Former National Party president, and regular pundit, Michelle Boag, was quick to point out there's a difference between exposing abuses of power and sexual harassment and reporting on people’s sex lives.

"It's not about lifting the bed sheets, as Jami-Lee Ross says, it's actually about how you use the power that you have as a politician," Boag said.

And there seemed to be general agreement among that day's panel that politician’s private lives – as long as they didn’t involve abuses of power – should remain out of bounds.

So are we seeing an erosion of that convention? Checkpoint's decision to run the angry text story suggests we might be.

And on Wednesday RNZ Morning Report presenter Susie Ferguson ended her interview with National Party leader Simon Bridges with this question: "Have you done anything that wouldn't pass Paula Bennett's test of 'behaviour acceptable of a married MP?"

Simon Bridges' replied "No". And the interview ended. It was an unfair question. If he had refused to answer the question on the grounds that MPs' private lives should be just that - listeners would have been left wondering what he had to hide.
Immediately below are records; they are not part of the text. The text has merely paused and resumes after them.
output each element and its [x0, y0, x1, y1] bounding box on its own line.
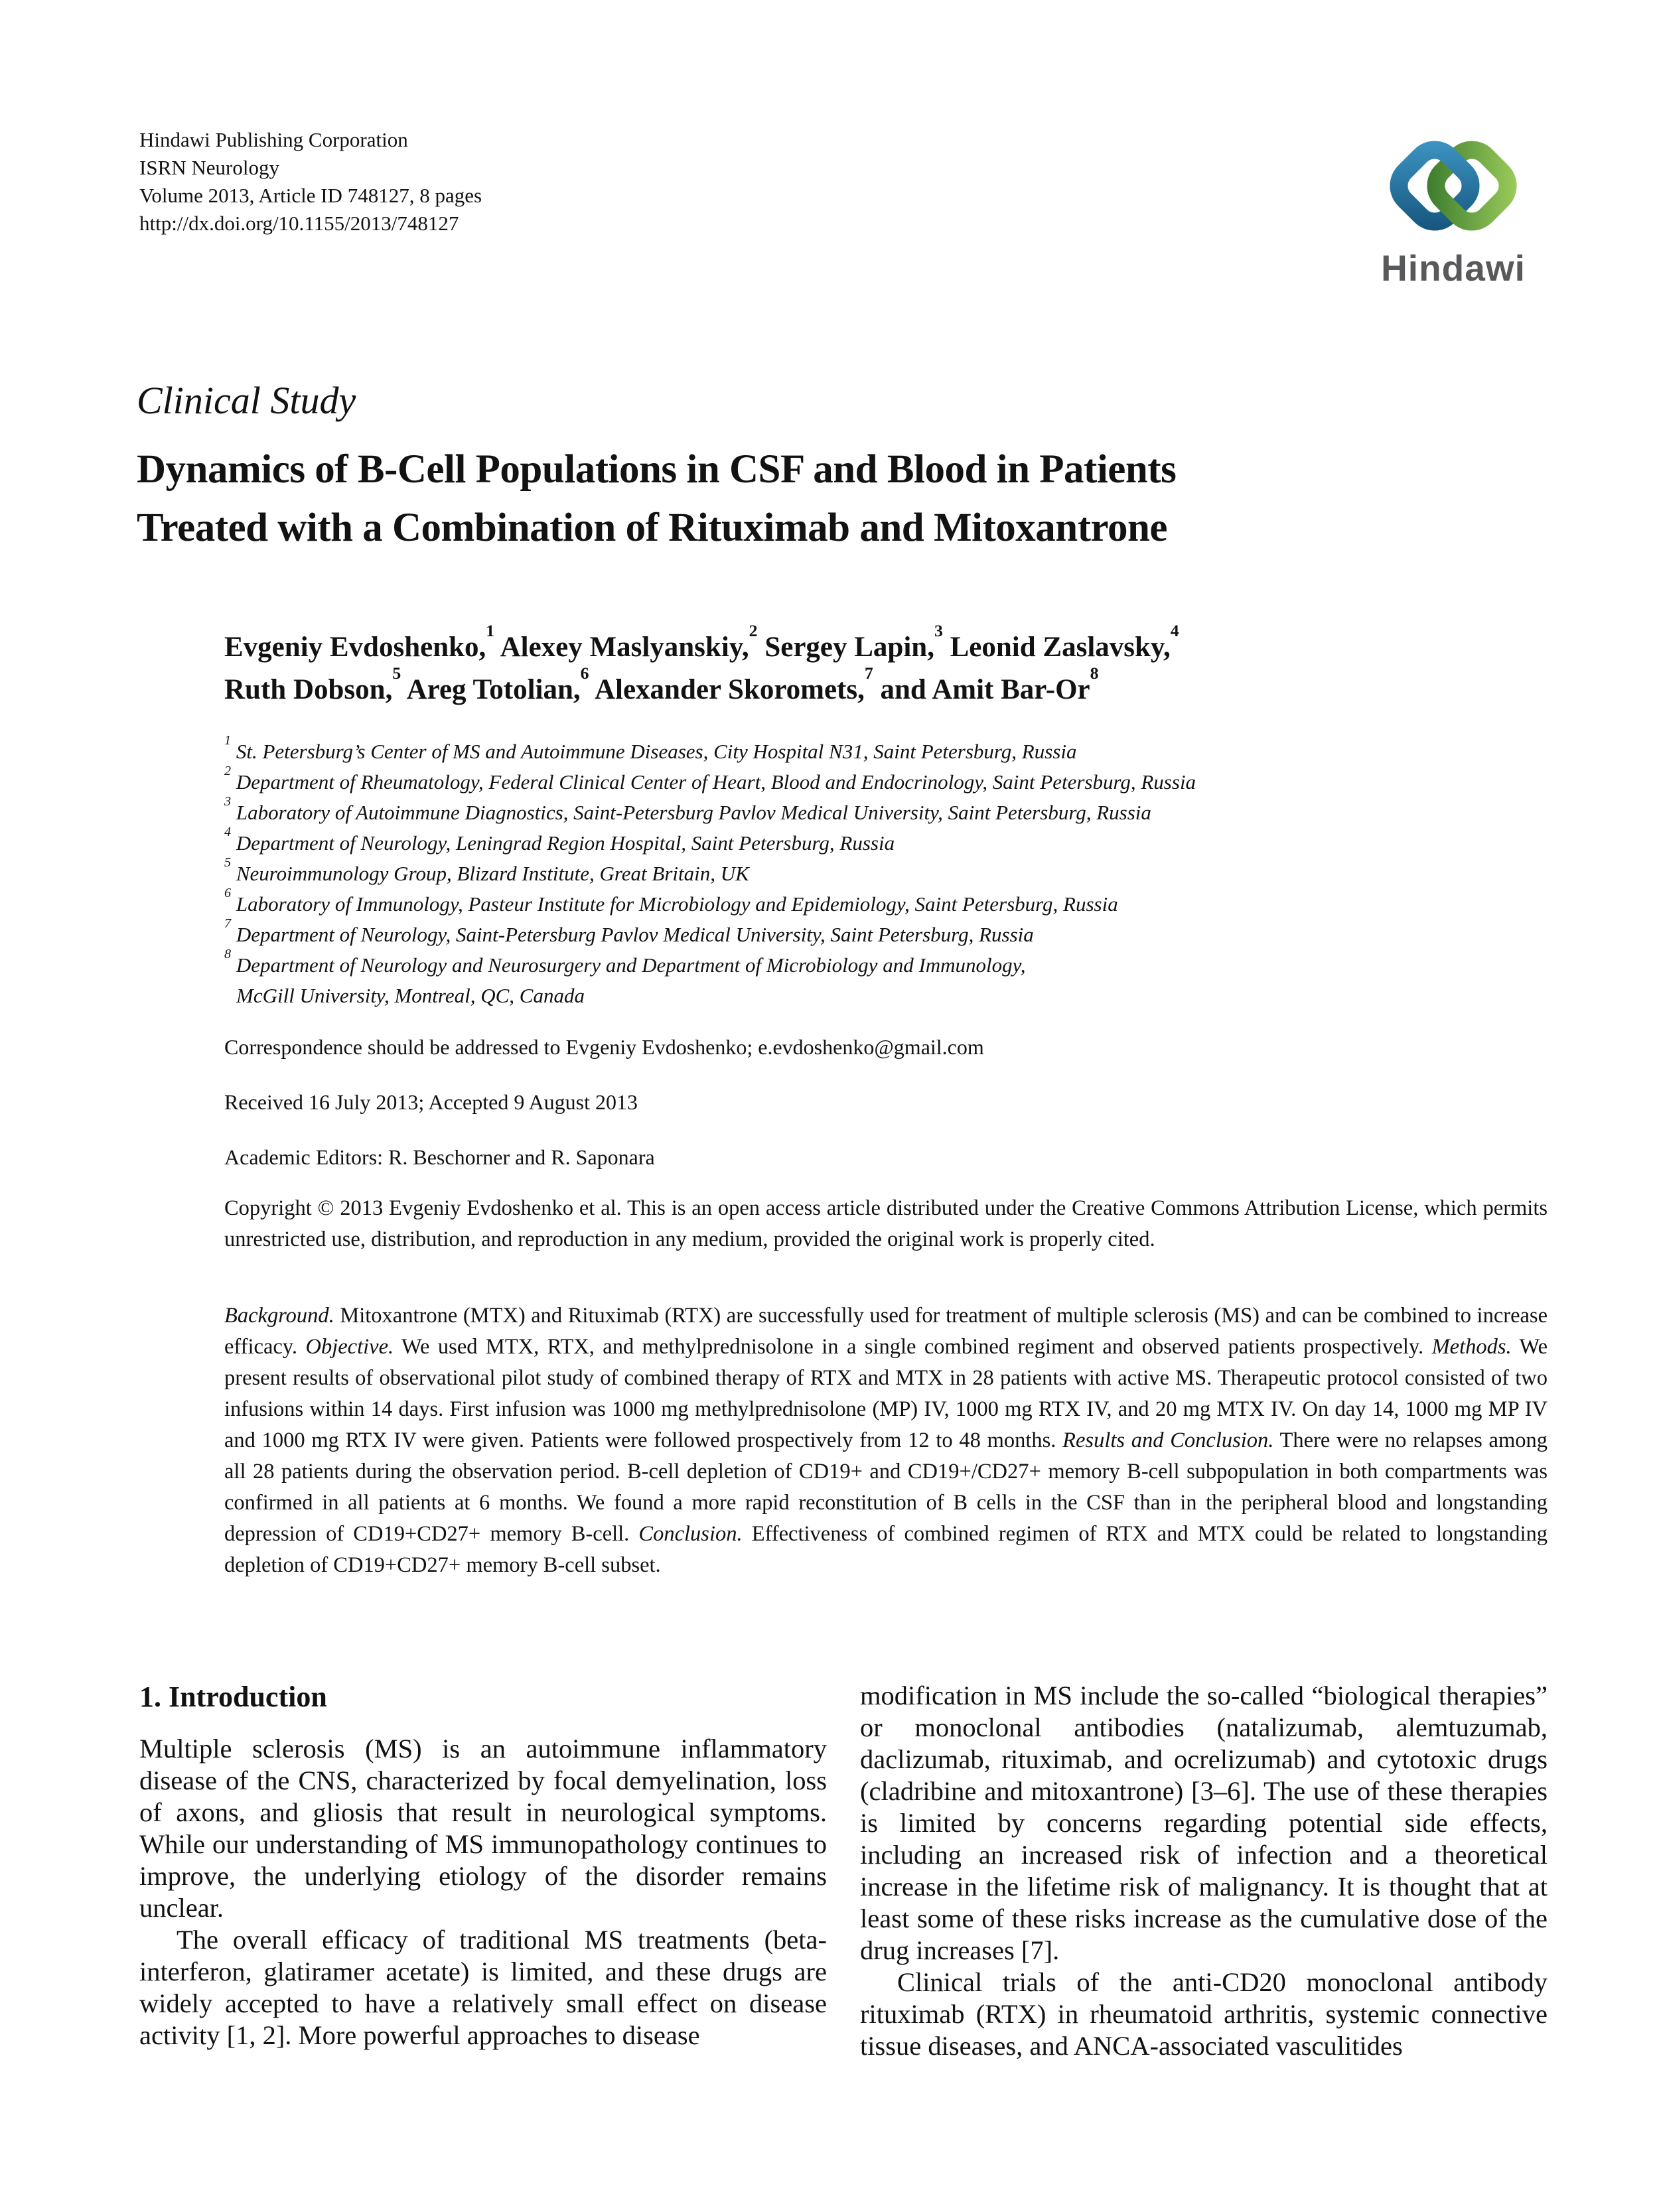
text-line: Treated with a Combination of Rituximab …: [137, 506, 1168, 550]
affiliation-number: 7: [224, 916, 232, 931]
affiliation: 4 Department of Neurology, Leningrad Reg…: [224, 824, 895, 855]
affiliation: 3 Laboratory of Autoimmune Diagnostics, …: [224, 794, 1151, 824]
abstract-segment: We present results of observational pilo…: [224, 1335, 1548, 1452]
academic-editors-line: Academic Editors: R. Beschorner and R. S…: [224, 1145, 655, 1169]
abstract-segment: Methods.: [1431, 1335, 1512, 1359]
affiliation-ref: 8: [1090, 663, 1099, 683]
authors-block: Evgeniy Evdoshenko,1 Alexey Maslyanskiy,…: [224, 621, 1551, 711]
body-paragraph: Multiple sclerosis (MS) is an autoimmune…: [139, 1734, 827, 1923]
affiliation-ref: 3: [934, 621, 943, 641]
affiliation: 2 Department of Rheumatology, Federal Cl…: [224, 763, 1196, 794]
hindawi-rings-icon: [1390, 141, 1517, 231]
affiliation-number: 3: [224, 794, 232, 809]
article-title: Dynamics of B-Cell Populations in CSF an…: [137, 441, 1557, 557]
affiliation-ref: 4: [1170, 621, 1179, 641]
body-paragraph: Clinical trials of the anti-CD20 monoclo…: [860, 1967, 1548, 2061]
affiliation: 7 Department of Neurology, Saint-Petersb…: [224, 916, 1034, 946]
publisher-block: Hindawi Publishing Corporation ISRN Neuro…: [139, 126, 482, 238]
affiliation-number: 8: [224, 946, 232, 961]
body-paragraph: modification in MS include the so-called…: [860, 1681, 1548, 1965]
abstract-segment: Objective.: [305, 1335, 394, 1359]
affiliation-number: 2: [224, 763, 232, 778]
article-type-label: Clinical Study: [137, 379, 356, 422]
text-line: Dynamics of B-Cell Populations in CSF an…: [137, 447, 1177, 492]
abstract-text: Background. Mitoxantrone (MTX) and Ritux…: [224, 1300, 1548, 1581]
affiliation-continuation: McGill University, Montreal, QC, Canada: [236, 984, 585, 1007]
text-line: Volume 2013, Article ID 748127, 8 pages: [139, 184, 482, 207]
abstract-segment: Background.: [224, 1304, 334, 1328]
affiliation: 5 Neuroimmunology Group, Blizard Institu…: [224, 855, 749, 885]
affiliation-ref: 6: [580, 663, 589, 683]
affiliation-ref: 1: [486, 621, 495, 641]
copyright-text: Copyright © 2013 Evgeniy Evdoshenko et a…: [224, 1196, 1548, 1251]
abstract-segment: Effectiveness of combined regimen of RTX…: [224, 1522, 1548, 1577]
hindawi-logo: Hindawi: [1380, 130, 1526, 289]
affiliations-block: 1 St. Petersburg’s Center of MS and Auto…: [224, 732, 1551, 1011]
affiliation-number: 5: [224, 855, 232, 870]
affiliation-number: 1: [224, 732, 232, 748]
abstract-segment: There were no relapses among all 28 pati…: [224, 1428, 1548, 1546]
text-line: http://dx.doi.org/10.1155/2013/748127: [139, 212, 459, 235]
affiliation: 1 St. Petersburg’s Center of MS and Auto…: [224, 732, 1077, 763]
affiliation: 8 Department of Neurology and Neurosurge…: [224, 946, 1551, 1011]
body-paragraph: The overall efficacy of traditional MS t…: [139, 1925, 827, 2050]
correspondence-line: Correspondence should be addressed to Ev…: [224, 1035, 984, 1059]
affiliation: 6 Laboratory of Immunology, Pasteur Inst…: [224, 885, 1118, 916]
affiliation-number: 4: [224, 824, 232, 839]
abstract-segment: Conclusion.: [638, 1522, 743, 1546]
intro-right-column: modification in MS include the so-called…: [860, 1680, 1548, 2062]
abstract-segment: We used MTX, RTX, and methylprednisolone…: [394, 1335, 1432, 1359]
text-line: Hindawi Publishing Corporation: [139, 128, 408, 151]
text-line: ISRN Neurology: [139, 156, 279, 179]
author-line: Evgeniy Evdoshenko,1 Alexey Maslyanskiy,…: [224, 621, 1179, 663]
abstract-segment: Results and Conclusion.: [1062, 1428, 1274, 1452]
section-heading-introduction: 1. Introduction: [139, 1681, 327, 1713]
hindawi-wordmark: Hindawi: [1381, 247, 1526, 289]
affiliation-number: 6: [224, 885, 232, 900]
affiliation-ref: 2: [749, 621, 758, 641]
intro-left-column: 1. Introduction Multiple sclerosis (MS) …: [139, 1680, 827, 2062]
affiliation-ref: 5: [392, 663, 401, 683]
author-line: Ruth Dobson,5 Areg Totolian,6 Alexander …: [224, 663, 1099, 705]
abstract-segment: Mitoxantrone (MTX) and Rituximab (RTX) a…: [224, 1304, 1548, 1359]
affiliation-ref: 7: [864, 663, 873, 683]
received-accepted-line: Received 16 July 2013; Accepted 9 August…: [224, 1090, 638, 1114]
introduction-section: 1. Introduction Multiple sclerosis (MS) …: [139, 1680, 1548, 2062]
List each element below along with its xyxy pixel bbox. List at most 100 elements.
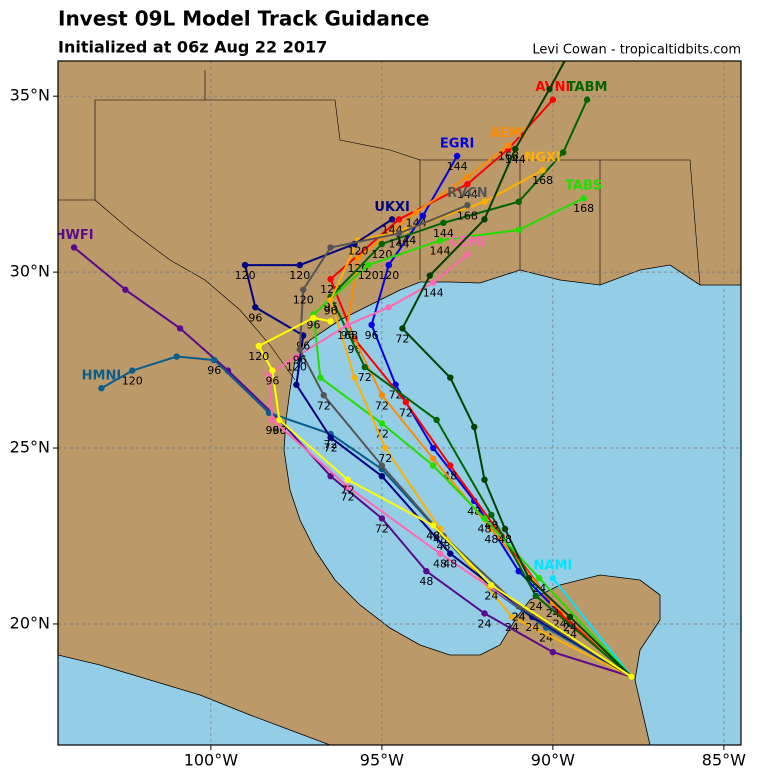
track-point (365, 261, 372, 269)
track-point (488, 582, 495, 589)
hour-label: 24 (546, 607, 560, 620)
track-point (440, 219, 447, 227)
hour-label: 120 (248, 350, 269, 363)
track-point (539, 166, 546, 174)
track-point (436, 550, 444, 557)
track-point (265, 409, 273, 417)
track-point (481, 216, 488, 223)
track-point (98, 385, 105, 392)
hour-label: 144 (406, 216, 427, 229)
track-point (344, 483, 351, 490)
model-name: AEMI (490, 126, 527, 141)
track-point (211, 356, 218, 364)
track-point (481, 198, 488, 205)
track-point (481, 610, 488, 617)
track-point (515, 198, 522, 205)
track-point (566, 613, 574, 621)
track-point (464, 180, 471, 188)
track-point (429, 444, 437, 452)
hour-label: 24 (477, 617, 491, 630)
hour-label: 48 (477, 522, 491, 535)
hour-label: 72 (341, 491, 355, 504)
hour-label: 24 (512, 610, 526, 623)
track-point (327, 275, 334, 283)
model-name: AVNI (535, 80, 570, 95)
model-name: TABS (565, 179, 602, 194)
track-point (549, 648, 557, 656)
track-point (423, 567, 430, 575)
track-point (378, 462, 386, 469)
y-tick-label: 30°N (10, 262, 50, 281)
hour-label: 96 (306, 318, 320, 331)
hour-label: 72 (378, 452, 392, 465)
track-point (447, 374, 454, 381)
track-point (549, 96, 557, 103)
track-point (447, 462, 454, 469)
model-name: RVCN (447, 186, 488, 201)
track-point (327, 244, 334, 251)
hour-label: 120 (235, 269, 256, 282)
hour-label: 168 (337, 329, 358, 342)
model-name: HWFI (55, 228, 94, 243)
hour-label: 144 (447, 160, 468, 173)
hour-label: 168 (532, 174, 553, 187)
track-point (327, 472, 334, 480)
border (58, 70, 206, 201)
hour-label: 120 (378, 269, 399, 282)
track-point (252, 304, 259, 311)
track-point (395, 216, 403, 223)
hour-label: 144 (433, 227, 454, 240)
track-point (525, 575, 533, 582)
track-point (453, 152, 461, 160)
track-point (327, 318, 334, 325)
hour-label: 144 (505, 153, 526, 166)
track-point (378, 392, 386, 399)
model-name: EGRI (440, 137, 474, 152)
hour-label: 168 (457, 209, 478, 222)
track-point (344, 321, 351, 329)
track-point (255, 342, 262, 350)
hour-label: 96 (207, 364, 221, 377)
hour-label: 96 (248, 311, 262, 324)
track-point (471, 423, 478, 431)
track-point (488, 511, 495, 519)
track-point (419, 212, 427, 220)
hour-label: 120 (358, 269, 379, 282)
track-point (276, 416, 283, 424)
track-point (399, 325, 406, 332)
track-point (122, 286, 129, 293)
track-point (344, 476, 351, 483)
border (94, 199, 296, 381)
track-point (378, 515, 386, 522)
track-point (532, 592, 539, 600)
track-point (436, 237, 444, 244)
track-point (173, 353, 180, 360)
hour-label: 48 (419, 575, 433, 588)
track-point (447, 550, 454, 557)
model-name: NAMI (534, 559, 573, 574)
track-point (429, 279, 437, 286)
hour-label: 48 (436, 540, 450, 553)
track-point (269, 416, 276, 424)
hour-label: 48 (484, 533, 498, 546)
x-tick-label: 90°W (531, 751, 575, 768)
hour-label: 120 (289, 269, 310, 282)
track-point (464, 251, 471, 258)
track-point (327, 297, 334, 304)
hour-label: 144 (430, 244, 451, 257)
hour-label: 96 (265, 375, 279, 388)
hour-label: 96 (265, 424, 279, 437)
track-point (412, 209, 420, 216)
track-line (370, 155, 633, 678)
track-line (243, 218, 633, 678)
hour-label: 48 (433, 558, 447, 571)
track-point (296, 261, 304, 269)
hour-label: 72 (375, 522, 389, 535)
track-point (361, 363, 368, 371)
x-tick-label: 100°W (184, 751, 239, 768)
track-point (378, 420, 386, 427)
track-point (433, 416, 440, 424)
track-point (317, 374, 324, 381)
track-point (402, 399, 410, 406)
track-point (464, 202, 471, 209)
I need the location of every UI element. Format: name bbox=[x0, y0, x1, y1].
The National Party leader had publicly criticised his deputy for that comment so it's hard to argue he was simply being asked to live up to standards he had been actively promoting.

Earlier in the same interview Ferguson had asked Bridges whether the involvement of Simon Lusk and Cameron Slater in the Jami-Lee Ross crises was a sign that dirty politics was at play. The opposition leader replied that: "viewers would draw their own conclusions."

Nicky Hager, the author of Dirty Politics: How attack politics is poisoning New Zealand's political environment, seems convinced it never went away.

Writing on the Spinoff, Hager said the Jami-Lee Ross controversy was classic dirty politics:

"It started with a typical attack: leaking embarrassing information about Simon Bridges’ travel spending to a journalist, which was published without revealing the identity and motives of the leaker. This is reminiscent of the way that Cameron Slater used to hand out scoops attacking opposition politicians to willing journalists."

And Nicky Hager had a warning for the media.

"Journalists of course need to find stories. There is constant pressure to produce scoops. But I believe media should not take politically motivated attacks (Slater called them “hits”) from political people and allow their identities and motives to remain hidden from the public. Otherwise the journalists are just being used."